Mark Zuckerberg a publié un éditorial dans le Wall Street Journal soutenant que l'IA avancée ne devrait pas être confinée à quelques laboratoires de pointe ou à des systèmes contrôlés par les gouvernements. Il plaide pour une diffusion de l'IA à travers les entreprises, les individus, les écosystèmes ouverts, les produits et les infrastructures nationales.
- Sa vision centrale est que l'IA devrait principalement étendre l'autonomie individuelle plutôt que de servir de force dont les institutions doivent protéger l'humanité.
- L'argument met l'accent sur l'opportunité, la compétitivité, le leadership américain et une large autonomie humaine plutôt que sur le ralentissement des progrès de pointe.
- Cela le positionne au sein de la « coalition des modèles ouverts » aux côtés de Nvidia, Microsoft, Meta, Google, OpenAI, IBM et de la Linux Foundation.
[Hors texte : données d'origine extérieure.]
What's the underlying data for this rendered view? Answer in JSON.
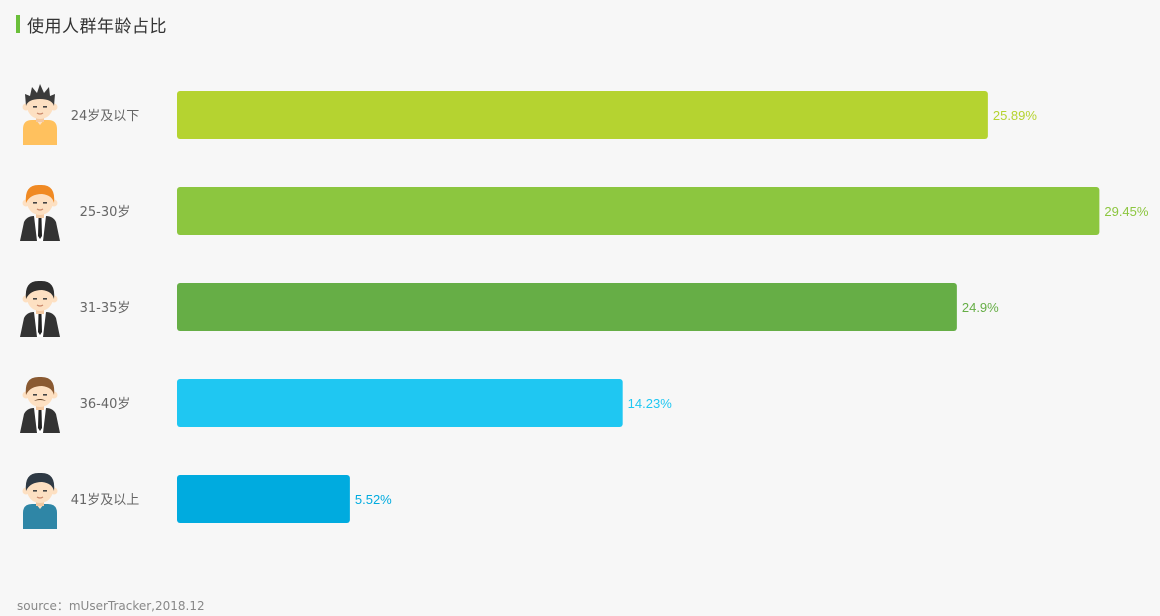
{
  "title": "使用人群年龄占比",
  "source": "source：mUserTracker,2018.12",
  "chart_data": {
    "type": "bar",
    "orientation": "horizontal",
    "categories": [
      "24岁及以下",
      "25-30岁",
      "31-35岁",
      "36-40岁",
      "41岁及以上"
    ],
    "values": [
      25.89,
      29.45,
      24.9,
      14.23,
      5.52
    ],
    "value_labels": [
      "25.89%",
      "29.45%",
      "24.9%",
      "14.23%",
      "5.52%"
    ],
    "colors": [
      "#b5d330",
      "#8cc63f",
      "#66ae46",
      "#1fc7f2",
      "#00abdf"
    ],
    "icons": [
      "young-man-yellow-shirt-icon",
      "orange-hair-man-suit-icon",
      "businessman-suit-icon",
      "mustache-man-suit-icon",
      "older-man-blue-shirt-icon"
    ],
    "unit": "%"
  }
}
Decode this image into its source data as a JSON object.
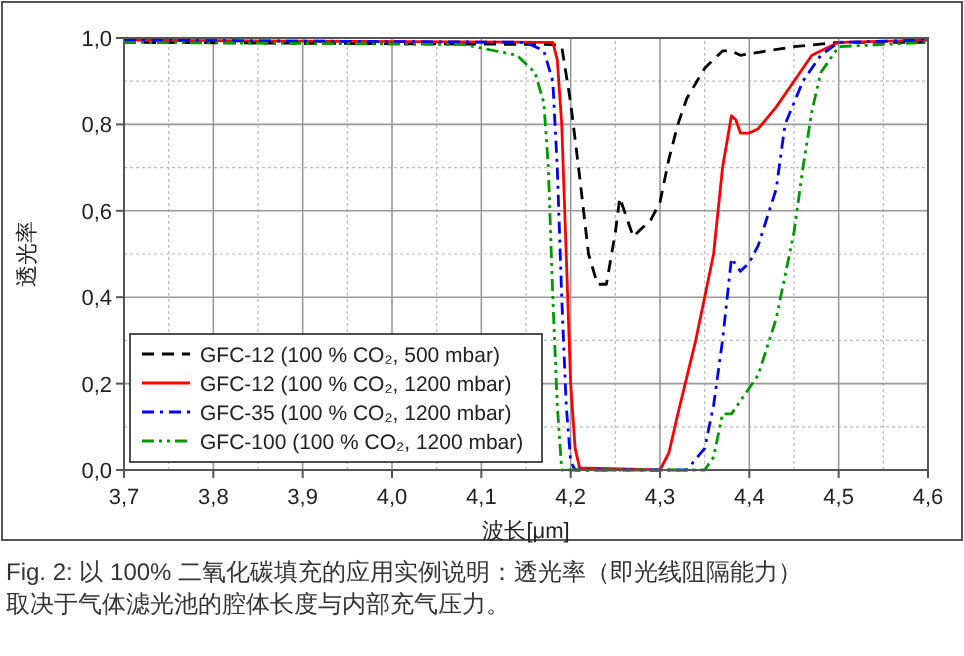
{
  "chart_data": {
    "type": "line",
    "xlabel": "波长[μm]",
    "ylabel": "透光率",
    "xlim": [
      3.7,
      4.6
    ],
    "ylim": [
      0,
      1
    ],
    "xticks": [
      {
        "value": 3.7,
        "label": "3,7"
      },
      {
        "value": 3.8,
        "label": "3,8"
      },
      {
        "value": 3.9,
        "label": "3,9"
      },
      {
        "value": 4.0,
        "label": "4,0"
      },
      {
        "value": 4.1,
        "label": "4,1"
      },
      {
        "value": 4.2,
        "label": "4,2"
      },
      {
        "value": 4.3,
        "label": "4,3"
      },
      {
        "value": 4.4,
        "label": "4,4"
      },
      {
        "value": 4.5,
        "label": "4,5"
      },
      {
        "value": 4.6,
        "label": "4,6"
      }
    ],
    "yticks": [
      {
        "value": 0,
        "label": "0,0"
      },
      {
        "value": 0.2,
        "label": "0,2"
      },
      {
        "value": 0.4,
        "label": "0,4"
      },
      {
        "value": 0.6,
        "label": "0,6"
      },
      {
        "value": 0.8,
        "label": "0,8"
      },
      {
        "value": 1.0,
        "label": "1,0"
      }
    ],
    "grid": true,
    "legend": "bottom left",
    "series": [
      {
        "name": "GFC-12 (100 % CO₂, 500 mbar)",
        "color": "#000000",
        "line_style": "dashed",
        "x": [
          3.7,
          4.18,
          4.19,
          4.2,
          4.21,
          4.22,
          4.23,
          4.24,
          4.25,
          4.255,
          4.26,
          4.27,
          4.28,
          4.29,
          4.3,
          4.31,
          4.32,
          4.33,
          4.35,
          4.37,
          4.38,
          4.39,
          4.42,
          4.45,
          4.5,
          4.6
        ],
        "values": [
          0.99,
          0.985,
          0.98,
          0.85,
          0.68,
          0.5,
          0.43,
          0.43,
          0.55,
          0.63,
          0.6,
          0.54,
          0.56,
          0.58,
          0.62,
          0.72,
          0.8,
          0.86,
          0.93,
          0.97,
          0.97,
          0.96,
          0.97,
          0.98,
          0.99,
          0.99
        ]
      },
      {
        "name": "GFC-12 (100 % CO₂, 1200 mbar)",
        "color": "#ff0000",
        "line_style": "solid",
        "x": [
          3.7,
          4.18,
          4.185,
          4.19,
          4.195,
          4.2,
          4.205,
          4.21,
          4.3,
          4.31,
          4.32,
          4.34,
          4.36,
          4.37,
          4.38,
          4.385,
          4.39,
          4.4,
          4.41,
          4.43,
          4.45,
          4.47,
          4.5,
          4.6
        ],
        "values": [
          0.995,
          0.99,
          0.95,
          0.8,
          0.5,
          0.2,
          0.05,
          0.005,
          0.0,
          0.04,
          0.13,
          0.3,
          0.5,
          0.7,
          0.82,
          0.81,
          0.78,
          0.78,
          0.79,
          0.84,
          0.9,
          0.96,
          0.99,
          0.995
        ]
      },
      {
        "name": "GFC-35 (100 % CO₂, 1200 mbar)",
        "color": "#0000ff",
        "line_style": "dashdot",
        "x": [
          3.7,
          4.15,
          4.17,
          4.18,
          4.185,
          4.19,
          4.195,
          4.2,
          4.205,
          4.33,
          4.35,
          4.36,
          4.37,
          4.38,
          4.39,
          4.4,
          4.41,
          4.43,
          4.44,
          4.46,
          4.48,
          4.5,
          4.6
        ],
        "values": [
          0.995,
          0.99,
          0.97,
          0.9,
          0.7,
          0.4,
          0.15,
          0.02,
          0.0,
          0.0,
          0.05,
          0.15,
          0.3,
          0.49,
          0.46,
          0.48,
          0.52,
          0.65,
          0.8,
          0.9,
          0.96,
          0.99,
          0.995
        ]
      },
      {
        "name": "GFC-100 (100 % CO₂, 1200 mbar)",
        "color": "#009900",
        "line_style": "dashdotdot",
        "x": [
          3.7,
          4.08,
          4.14,
          4.16,
          4.17,
          4.175,
          4.18,
          4.185,
          4.19,
          4.35,
          4.36,
          4.37,
          4.38,
          4.39,
          4.41,
          4.43,
          4.45,
          4.46,
          4.47,
          4.48,
          4.5,
          4.6
        ],
        "values": [
          0.99,
          0.985,
          0.96,
          0.92,
          0.85,
          0.7,
          0.4,
          0.15,
          0.0,
          0.0,
          0.03,
          0.13,
          0.13,
          0.16,
          0.22,
          0.35,
          0.55,
          0.7,
          0.83,
          0.92,
          0.98,
          0.99
        ]
      }
    ],
    "annotations": [
      "Fig. 2: 以 100% 二氧化碳填充的应用实例说明：透光率（即光线阻隔能力）取决于气体滤光池的腔体长度与内部充气压力。"
    ]
  }
}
- Contrairement à la proposition de Dario Amodei visant à restreindre les modèles au-dessus d'un seuil de danger ou à l'appel de la lettre « Pacing the Frontier » pour des mécanismes internationaux afin de ralentir la R&D, Zuckerberg soutient des garde-fous ciblés contre les préjudices concrets.
Zuckerberg soutient qu'accélérer la diffusion tout en préservant l'innovation est essentiel pour maintenir le leadership américain et garantir un accès large à la technologie de l'IA.